The Alabama Department of Public Health and the University of Alabama at Birmingham are in the midst of a multi-year project to enhance the statewide stroke response system and are now letting other states know how to follow their lead and build their own.
The Trauma Communications Center Coordinated Severity-Based Stroke Triage project is funded by a $2.5 million, five-year grant to UAB from the National Institute of Neurological Disorders and Stroke, one of the National Institutes of Health. The Alabama Statewide Stroke System, based on Alabama’s successful trauma response system, is unique in the United States. In a paper published in December in Frontiers of Neurology, UAB researchers have laid out their progress thus far in an effort not only to improve on Alabama’s stroke response, but to demonstrate to others how to go about it.
“Alabama is ahead of other states in this arena, especially in stroke research,” said Toby Gropen, M.D., the James H. Halsey Jr., M.D., Endowed Professor in the Department of Neurology and director of the UAB Comprehensive Neurovascular and Stroke Center. “The project builds on the outstanding Alabama Trauma System, using that infrastructure and the lessons learned in its creation, to build a similar system to improve stroke care in the state.”
The Alabama Trauma System utilizes the Trauma Communications Center, a statewide system that constantly monitors the status of every trauma hospital in the state, allowing patients to be routed to the most appropriate facility. The Alabama Statewide Stroke System also utilizes the TCC to provide early recognition and routing of patients with stroke symptoms to the most appropriate stroke center. The Trauma Communications Center was created in 1996 by Birmingham Regional EMS System to coordinate the routing of severely injured trauma patients to the most appropriate hospital and has since grown to include a stroke system and STEMI system, regionally and across Alabama.
“It has taken a lot of steps to get to where we are now,” Gropen said. “We have trained EMS providers across the state in a stroke severity scale and updated data collection so that we can measure and track patients, including transfers.”
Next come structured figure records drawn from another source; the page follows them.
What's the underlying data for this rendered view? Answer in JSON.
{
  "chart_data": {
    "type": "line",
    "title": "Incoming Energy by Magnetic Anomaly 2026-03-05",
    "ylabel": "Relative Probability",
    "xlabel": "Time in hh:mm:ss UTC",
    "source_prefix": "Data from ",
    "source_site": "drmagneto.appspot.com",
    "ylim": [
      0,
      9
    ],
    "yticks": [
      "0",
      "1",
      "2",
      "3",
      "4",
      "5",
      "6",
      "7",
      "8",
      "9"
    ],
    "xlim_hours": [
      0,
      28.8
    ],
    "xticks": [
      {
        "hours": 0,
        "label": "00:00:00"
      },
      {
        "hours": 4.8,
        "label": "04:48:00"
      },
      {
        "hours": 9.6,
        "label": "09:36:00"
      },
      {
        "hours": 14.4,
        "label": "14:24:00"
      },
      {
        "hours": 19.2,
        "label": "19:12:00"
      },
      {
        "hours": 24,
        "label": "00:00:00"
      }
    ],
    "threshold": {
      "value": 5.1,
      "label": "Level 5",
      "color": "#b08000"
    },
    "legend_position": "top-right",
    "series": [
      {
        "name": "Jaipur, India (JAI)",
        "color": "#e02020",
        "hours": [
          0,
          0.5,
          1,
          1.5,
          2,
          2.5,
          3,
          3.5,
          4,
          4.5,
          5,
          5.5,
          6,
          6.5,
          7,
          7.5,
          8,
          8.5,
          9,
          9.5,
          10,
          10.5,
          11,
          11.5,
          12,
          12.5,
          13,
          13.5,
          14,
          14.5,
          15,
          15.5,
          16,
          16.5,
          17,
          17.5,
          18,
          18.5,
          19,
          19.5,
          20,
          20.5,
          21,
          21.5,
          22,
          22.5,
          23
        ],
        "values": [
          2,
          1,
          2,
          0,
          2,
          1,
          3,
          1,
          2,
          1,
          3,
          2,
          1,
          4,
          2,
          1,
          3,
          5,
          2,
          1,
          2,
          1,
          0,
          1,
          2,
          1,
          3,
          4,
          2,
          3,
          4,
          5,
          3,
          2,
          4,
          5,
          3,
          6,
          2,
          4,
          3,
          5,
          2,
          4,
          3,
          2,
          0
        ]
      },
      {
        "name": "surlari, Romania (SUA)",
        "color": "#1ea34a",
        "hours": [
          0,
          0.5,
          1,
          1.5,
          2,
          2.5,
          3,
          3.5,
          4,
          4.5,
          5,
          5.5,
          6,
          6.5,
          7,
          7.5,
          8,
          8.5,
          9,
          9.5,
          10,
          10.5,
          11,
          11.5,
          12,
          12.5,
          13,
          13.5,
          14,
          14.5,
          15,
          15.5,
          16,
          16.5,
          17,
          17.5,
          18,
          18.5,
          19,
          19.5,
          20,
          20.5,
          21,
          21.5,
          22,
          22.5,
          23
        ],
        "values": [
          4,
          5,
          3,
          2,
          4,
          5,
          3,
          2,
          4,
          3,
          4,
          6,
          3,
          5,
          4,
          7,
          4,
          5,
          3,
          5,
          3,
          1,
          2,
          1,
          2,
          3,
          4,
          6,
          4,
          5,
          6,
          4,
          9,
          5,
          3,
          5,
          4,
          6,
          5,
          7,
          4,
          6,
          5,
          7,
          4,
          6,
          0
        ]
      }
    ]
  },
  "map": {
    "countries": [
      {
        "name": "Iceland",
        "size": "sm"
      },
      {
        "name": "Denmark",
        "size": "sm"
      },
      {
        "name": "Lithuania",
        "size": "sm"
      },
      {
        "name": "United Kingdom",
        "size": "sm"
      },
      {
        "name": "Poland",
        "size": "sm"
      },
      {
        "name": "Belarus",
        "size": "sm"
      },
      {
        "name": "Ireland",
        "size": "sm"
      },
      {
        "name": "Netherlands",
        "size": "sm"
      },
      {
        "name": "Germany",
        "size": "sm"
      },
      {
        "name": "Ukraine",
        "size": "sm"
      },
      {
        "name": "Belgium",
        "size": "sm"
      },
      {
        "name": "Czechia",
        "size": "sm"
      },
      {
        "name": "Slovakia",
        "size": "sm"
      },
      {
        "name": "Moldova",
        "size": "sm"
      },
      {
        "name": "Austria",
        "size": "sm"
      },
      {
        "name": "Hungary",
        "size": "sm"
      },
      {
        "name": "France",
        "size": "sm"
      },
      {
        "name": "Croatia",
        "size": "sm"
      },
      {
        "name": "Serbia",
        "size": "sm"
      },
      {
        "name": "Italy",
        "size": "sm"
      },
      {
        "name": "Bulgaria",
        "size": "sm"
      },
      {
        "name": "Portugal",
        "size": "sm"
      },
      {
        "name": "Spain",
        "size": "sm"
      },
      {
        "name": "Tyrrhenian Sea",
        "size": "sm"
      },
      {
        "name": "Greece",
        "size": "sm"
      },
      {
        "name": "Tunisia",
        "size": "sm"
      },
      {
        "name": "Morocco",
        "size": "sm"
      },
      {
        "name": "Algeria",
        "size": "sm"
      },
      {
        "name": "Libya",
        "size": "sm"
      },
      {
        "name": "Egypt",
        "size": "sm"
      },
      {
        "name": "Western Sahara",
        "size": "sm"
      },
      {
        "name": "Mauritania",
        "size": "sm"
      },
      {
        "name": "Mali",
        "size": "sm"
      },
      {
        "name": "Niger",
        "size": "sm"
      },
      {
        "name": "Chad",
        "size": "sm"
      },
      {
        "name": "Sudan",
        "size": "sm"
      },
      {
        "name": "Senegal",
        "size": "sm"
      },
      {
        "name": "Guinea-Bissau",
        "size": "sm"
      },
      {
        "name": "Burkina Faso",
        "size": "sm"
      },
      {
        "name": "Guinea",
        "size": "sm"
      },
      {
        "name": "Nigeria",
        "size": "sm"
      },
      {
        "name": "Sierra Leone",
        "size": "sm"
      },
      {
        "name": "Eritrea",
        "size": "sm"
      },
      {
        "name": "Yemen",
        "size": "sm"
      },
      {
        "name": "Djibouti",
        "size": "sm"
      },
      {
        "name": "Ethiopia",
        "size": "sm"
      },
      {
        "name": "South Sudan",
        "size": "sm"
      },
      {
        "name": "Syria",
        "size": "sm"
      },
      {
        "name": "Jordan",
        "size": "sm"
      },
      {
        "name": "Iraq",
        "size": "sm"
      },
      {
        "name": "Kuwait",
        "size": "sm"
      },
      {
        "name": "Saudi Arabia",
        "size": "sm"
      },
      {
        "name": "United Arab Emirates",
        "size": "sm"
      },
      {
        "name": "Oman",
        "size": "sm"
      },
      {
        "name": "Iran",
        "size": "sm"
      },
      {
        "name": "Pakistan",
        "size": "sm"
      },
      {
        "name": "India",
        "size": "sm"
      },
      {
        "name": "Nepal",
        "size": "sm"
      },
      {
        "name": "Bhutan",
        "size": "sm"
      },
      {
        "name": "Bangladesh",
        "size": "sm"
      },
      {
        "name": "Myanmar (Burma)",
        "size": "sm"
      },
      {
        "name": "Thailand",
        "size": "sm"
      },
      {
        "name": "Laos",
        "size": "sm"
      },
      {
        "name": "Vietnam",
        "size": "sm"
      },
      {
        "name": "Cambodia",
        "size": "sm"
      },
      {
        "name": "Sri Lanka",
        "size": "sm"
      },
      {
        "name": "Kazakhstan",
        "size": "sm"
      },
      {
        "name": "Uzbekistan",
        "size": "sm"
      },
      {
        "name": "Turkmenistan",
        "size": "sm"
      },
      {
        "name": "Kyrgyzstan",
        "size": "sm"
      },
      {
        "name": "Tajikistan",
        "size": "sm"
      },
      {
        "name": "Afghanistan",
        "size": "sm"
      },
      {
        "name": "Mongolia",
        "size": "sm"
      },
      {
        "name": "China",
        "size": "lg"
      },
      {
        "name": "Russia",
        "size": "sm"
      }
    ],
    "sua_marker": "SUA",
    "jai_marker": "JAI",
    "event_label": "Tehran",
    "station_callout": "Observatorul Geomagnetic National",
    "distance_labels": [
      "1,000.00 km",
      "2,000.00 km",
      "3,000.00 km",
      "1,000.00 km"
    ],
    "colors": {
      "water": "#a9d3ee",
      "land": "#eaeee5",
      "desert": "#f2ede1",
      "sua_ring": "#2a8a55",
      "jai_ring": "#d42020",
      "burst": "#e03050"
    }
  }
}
The system coordinates with each of the six EMS regions in Alabama to provide each patient with the right care, at the right place, at the right time. Currently, EMS crews take suspected stroke patients to the nearest stroke center. As the statewide stroke system matures, EMS providers, working with the TCC, will be better able to triage a stroke patient to the most appropriate facility, whether that is the closest hospital or a more advanced stroke center. In some circumstances, patients may be initially triaged to the nearest stroke center and then transferred to a higher-level center.
In all cases, the project coordinates the care provided to patients with severe stroke, and importantly, the project works with regional EMS directors and providers, along with hospitals throughout Alabama, to tailor the local implementation to the needs of each region.
Gropen says there are multiple levels of stroke centers in Alabama. Comprehensive stroke centers, such as UAB, provide the highest level of care and conduct research. There are only three comprehensive stroke centers in Alabama.
In order to improve access to mechanical thrombectomy, the ADPH is adding a new designation for thrombectomy-capable hospitals. Mechanical thrombectomy, not available in every hospital, is a treatment for stroke where an interventionist uses X-ray imaging to access and remove a blood clot in an artery. Widespread use of mechanical thrombectomy is credited in several studies with reducing deaths from strokes.
Primary stroke centers are able to provide t-PA therapy, an effective clot-busting drug when given within a few hours of a stroke, and stroke unit care. Primary stroke centers are able to meet the needs of most stroke patients. Acute stroke ready centers can provide emergency therapy including t-PA therapy and then generally transfer patients to higher-level facilities.
“Every one of these centers has an important role to play in the overall stroke response system,” Gropen said. “Just as we do with trauma, stroke patients are evaluated in the field and routed to the most appropriate facility. For example, some patients might be candidates for t-PA, which must be administered within four and a half hours of stroke onset. They may go to a closer hospital for that, and then be transferred to a more advanced center for additional treatment such as thrombectomy.”
Stroke is the fourth leading cause of death and the leading cause of disability in the United States. On average, someone has a stroke every 40 seconds in the United States, and someone dies from a stroke every four minutes. Gropen says the typical stroke patient will lose 2 million neurons every minute that a stroke is not treated.
“Our hope is that this project can turn into a road map for other states to do the same thing,” he said. “The need is there. We are in the middle of the stroke belt, which stretches across the entire Southeast. We believe this project will improve care and help reduce disparities in access to medical care. We will learn much that will help us drive the next steps to providing the best possible stroke care for residents of our state and region.”